Fakat zamanla kadın arkadaşlarımın sevgililerinin veya kocalarının bu vaziyetten pek de memnun olmadığını, hatta bazılarının yakınlığımızı çekemediğini fark eder olmuştum. Kadınlar benimle gülüp eğlendikçe kocalar adeta kıskançlık nöbetleri geçiriyor, iki cinsiyetin temsilcileri arasındaki bu “aşırı” samimiyete anlam veremiyorlardı.
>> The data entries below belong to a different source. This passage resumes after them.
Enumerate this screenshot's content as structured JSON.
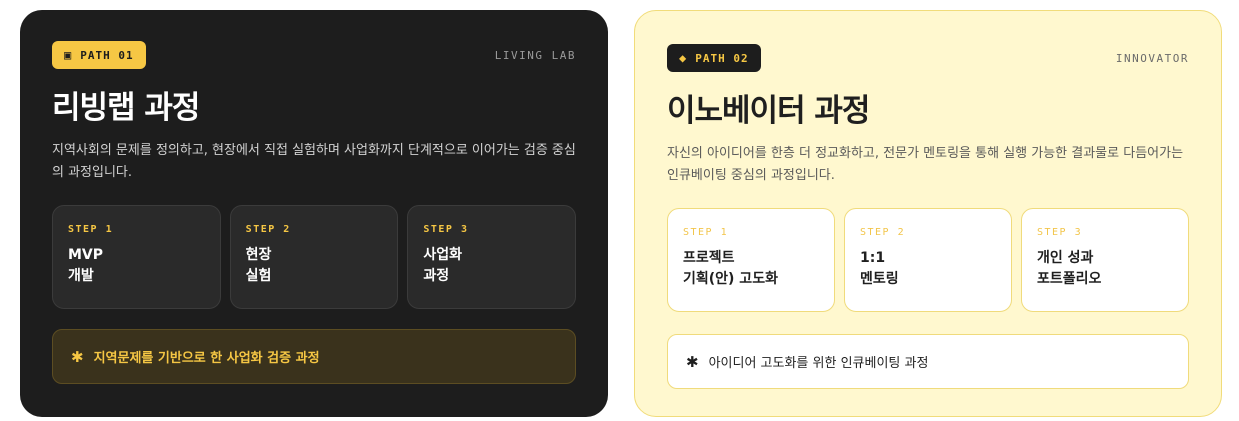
{
  "cards": [
    {
      "badge": {
        "icon": "box-icon",
        "glyph": "▣",
        "label": "PATH 01"
      },
      "eyebrow": "LIVING LAB",
      "title": "리빙랩 과정",
      "description": "지역사회의 문제를 정의하고, 현장에서 직접 실험하며 사업화까지 단계적으로 이어가는 검증 중심의 과정입니다.",
      "steps": [
        {
          "label": "STEP 1",
          "line1": "MVP",
          "line2": "개발"
        },
        {
          "label": "STEP 2",
          "line1": "현장",
          "line2": "실험"
        },
        {
          "label": "STEP 3",
          "line1": "사업화",
          "line2": "과정"
        }
      ],
      "note": {
        "icon": "asterisk-icon",
        "glyph": "✱",
        "text": "지역문제를 기반으로 한 사업화 검증 과정"
      }
    },
    {
      "badge": {
        "icon": "diamond-icon",
        "glyph": "◆",
        "label": "PATH 02"
      },
      "eyebrow": "INNOVATOR",
      "title": "이노베이터 과정",
      "description": "자신의 아이디어를 한층 더 정교화하고, 전문가 멘토링을 통해 실행 가능한 결과물로 다듬어가는 인큐베이팅 중심의 과정입니다.",
      "steps": [
        {
          "label": "STEP 1",
          "line1": "프로젝트",
          "line2": "기획(안) 고도화"
        },
        {
          "label": "STEP 2",
          "line1": "1:1",
          "line2": "멘토링"
        },
        {
          "label": "STEP 3",
          "line1": "개인 성과",
          "line2": "포트폴리오"
        }
      ],
      "note": {
        "icon": "asterisk-icon",
        "glyph": "✱",
        "text": "아이디어 고도화를 위한 인큐베이팅 과정"
      }
    }
  ],
  "colors": {
    "accent": "#f6c744",
    "dark_bg": "#1d1d1d",
    "light_bg": "#fff8cf"
  }
}
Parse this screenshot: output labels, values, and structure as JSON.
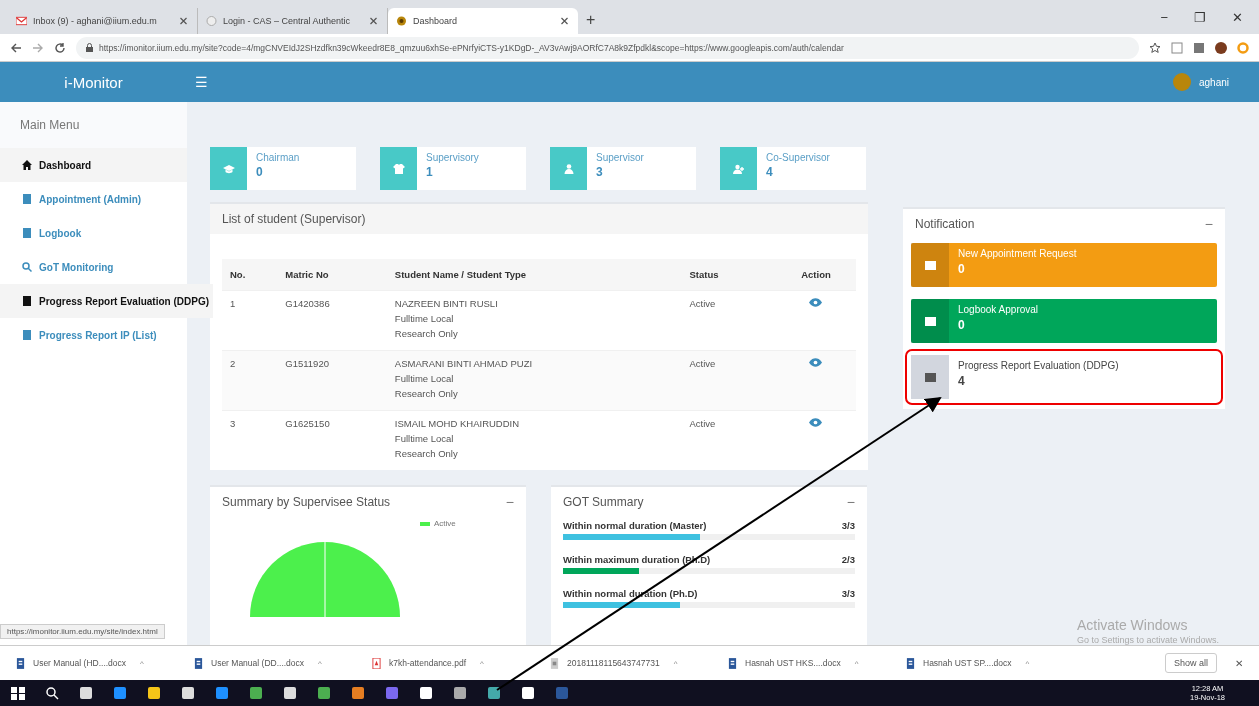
{
  "browser": {
    "tabs": [
      {
        "title": "Inbox (9) - aghani@iium.edu.m",
        "kind": "mail",
        "selected": false
      },
      {
        "title": "Login - CAS – Central Authentic",
        "kind": "page",
        "selected": false
      },
      {
        "title": "Dashboard",
        "kind": "site",
        "selected": true
      }
    ],
    "new_tab": "+",
    "window_controls": [
      "−",
      "❐",
      "✕"
    ],
    "url": "https://imonitor.iium.edu.my/site?code=4/mgCNVEIdJ2SHzdfkn39cWkeedr8E8_qmzuu6xhSe-ePNrfyiCTS-y1KDgD-_AV3vAwj9AORfC7A8k9Zfpdkl&scope=https://www.googleapis.com/auth/calendar"
  },
  "app": {
    "brand": "i-Monitor",
    "menu_toggle": "☰",
    "user": "aghani"
  },
  "sidebar": {
    "title": "Main Menu",
    "items": [
      {
        "label": "Dashboard",
        "kind": "home",
        "selected": true
      },
      {
        "label": "Appointment (Admin)",
        "kind": "book",
        "selected": false
      },
      {
        "label": "Logbook",
        "kind": "book",
        "selected": false
      },
      {
        "label": "GoT Monitoring",
        "kind": "search",
        "selected": false
      },
      {
        "label": "Progress Report Evaluation (DDPG)",
        "kind": "book",
        "selected": true
      },
      {
        "label": "Progress Report IP (List)",
        "kind": "book",
        "selected": false
      }
    ]
  },
  "stats": [
    {
      "label": "Chairman",
      "value": "0",
      "kind": "cap"
    },
    {
      "label": "Supervisory",
      "value": "1",
      "kind": "shirt"
    },
    {
      "label": "Supervisor",
      "value": "3",
      "kind": "user"
    },
    {
      "label": "Co-Supervisor",
      "value": "4",
      "kind": "users"
    }
  ],
  "students": {
    "title": "List of student (Supervisor)",
    "columns": [
      "No.",
      "Matric No",
      "Student Name / Student Type",
      "Status",
      "Action"
    ],
    "rows": [
      {
        "no": "1",
        "matric": "G1420386",
        "name": "NAZREEN BINTI RUSLI",
        "type": "Fulltime Local",
        "mode": "Research Only",
        "status": "Active"
      },
      {
        "no": "2",
        "matric": "G1511920",
        "name": "ASMARANI BINTI AHMAD PUZI",
        "type": "Fulltime Local",
        "mode": "Research Only",
        "status": "Active"
      },
      {
        "no": "3",
        "matric": "G1625150",
        "name": "ISMAIL MOHD KHAIRUDDIN",
        "type": "Fulltime Local",
        "mode": "Research Only",
        "status": "Active"
      }
    ]
  },
  "notification": {
    "title": "Notification",
    "collapse": "−",
    "items": [
      {
        "label": "New Appointment Request",
        "count": "0",
        "kind": "filled",
        "color": "#f39c12",
        "highlighted": false
      },
      {
        "label": "Logbook Approval",
        "count": "0",
        "kind": "filled",
        "color": "#00a65a",
        "highlighted": false
      },
      {
        "label": "Progress Report Evaluation (DDPG)",
        "count": "4",
        "kind": "plain",
        "color": "#d2d6de",
        "highlighted": true
      }
    ]
  },
  "supervisee_summary": {
    "title": "Summary by Supervisee Status",
    "collapse": "−",
    "legend": [
      {
        "label": "Active",
        "color": "#4cf04c"
      }
    ]
  },
  "got_summary": {
    "title": "GOT Summary",
    "collapse": "−",
    "rows": [
      {
        "label": "Within normal duration (Master)",
        "reading": "3/3",
        "level": 0.47,
        "color": "#3ec1e0"
      },
      {
        "label": "Within maximum duration (Ph.D)",
        "reading": "2/3",
        "level": 0.26,
        "color": "#00a65a"
      },
      {
        "label": "Within normal duration (Ph.D)",
        "reading": "3/3",
        "level": 0.4,
        "color": "#3ec1e0"
      }
    ]
  },
  "status_url": "https://imonitor.iium.edu.my/site/index.html",
  "activate_windows": {
    "title": "Activate Windows",
    "subtitle": "Go to Settings to activate Windows."
  },
  "downloads": {
    "items": [
      {
        "name": "User Manual (HD....docx",
        "kind": "doc"
      },
      {
        "name": "User Manual (DD....docx",
        "kind": "doc"
      },
      {
        "name": "k7kh-attendance.pdf",
        "kind": "pdf"
      },
      {
        "name": "20181118115643747731",
        "kind": "file"
      },
      {
        "name": "Hasnah UST HKS....docx",
        "kind": "doc"
      },
      {
        "name": "Hasnah UST SP....docx",
        "kind": "doc"
      }
    ],
    "caret": "^",
    "show_all": "Show all",
    "close": "✕"
  },
  "taskbar": {
    "time": "12:28 AM",
    "date": "19-Nov-18"
  }
}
Birbirine kavuşması adeta imkânsız iki yaka olarak kabul edilmiş karşı cinsler tek bir potada erirken ataerkil düzene sırtını yaslamış maçolar, ben kadınlarla özdeşleştikçe rencide olup kabuklarına çekilen çocuklar gibi küsüyorlardı...
Ozanın laneti
Yönetmenliğini Scarlett Unverricht’in üstlendiği Ozanın laneti (Des Sängers Fluch/The bard’s curse) adlı animasyon filminde ise kıskançlık çok daha ağır neticelere yol açıyor. 2023 Almanya yapımı 6 dakikalık filmin senaryo ve montaj hanelerinde de adını gördüğümüz Unverricht meseleyi ozanların cirit attığı orta çağa oturtup erkek tabiatının cani profilini deşifre ediyor.
Sade çizgiler ve dingin bir estetikle kotarılmış animasyon filmi gayet şefkatli ve huzurlu bir dünyadan acımasız ve kanlı bir cehenneme evriliyor.
Görünürde iktidar sahibi olsa da mutsuz ve huysuz, sert ve asık suratlı kralın hiddetini hoyratça dışa vurmasının arkasında kraliçeyi yeterince tatmin edememesi yatıyor olabilir mi?
Dünyadaki zarafetin, güzelliklerin, yumuşacık bir erotizmin temsilcisi, genç ve yakışıklı ozanın sesindeki pırıltı, muktedirin çatlak sesine göre kulakları fazla mı okşamış oldu?
Kadın ruhunu anlamaya bile çalışmayanların meseleyi kaba kuvvetle halletmesi fazlasıyla kolaycılık manasına gelmiyor muydu?
Yoksa, çevresine mutluluk saçan öylesine şifalı bir değerin ortadan kaldırılmasının ilahî adaleti tetiklemeyeceği mi sanılmıştı?
Dikkat: Spoiler içerir
Filmin senaryosu her ne kadar basit ve klişelerle dolu olsa da hadisenin geçtiği eski çağlardan günümüze layıkıyla sesleniyor.
Yaşlı çalgıcı ve genç şarkıcıdan müteşekkil iki kişilik ozanlar grubu cennetvari kırsal kesimde epey dolandıktan sonra kralla kraliçenin karşısına çıkıyor. Bir köprü ile ulaşılan, etrafı gölün sularıyla çevrili kasvetli şatonun salonu gayet karanlık olsa da genç ozanın sesi ortalığı bir anda aydınlatıyor. Kraliçenin ozanlar tarafından sergilenen ahenkli performans sırasında anlık da olsa bir zevk kahkahası patlatmasıyla kralın asabı çabucak bozuluveriyor. Gösterinin sonunda kraliçenin coşkulu alkışları kralı iyice çileden çıkarınca da yakışıklı ozan cömertçe sunduğu nimetin kurbanı oluyor.
Kralın caniliği karşısında öfkesine mani olamayan yaşlı ozan gözyaşları içinde şatoyu terk ederken krala lanet okuyor ve ilelebet unutulmasını diliyor.
Kısacık filmin sonunda da zaten etrafı sularla çevrili şatonun esas özelliğinin, göldeki suların çekilmesiyle ortadan kalkmış olduğunu, şatonun işlevsiz hale geldiğini görüyoruz.
Çevreci bir mesaj olarak da algılanabilecek hazin sekans krallar dahil, öfkeyle kalkan herkesin zararla oturduğuna dair manidar bir görüntü.
Birilerine neşeyi, sevinci, mutluluğu yaşatmanın, bilhassa alnını buruşturmuş çatık kaşlı erkeklerin kısır evreninde gün geçtikçe zorlaştığı muhakkak!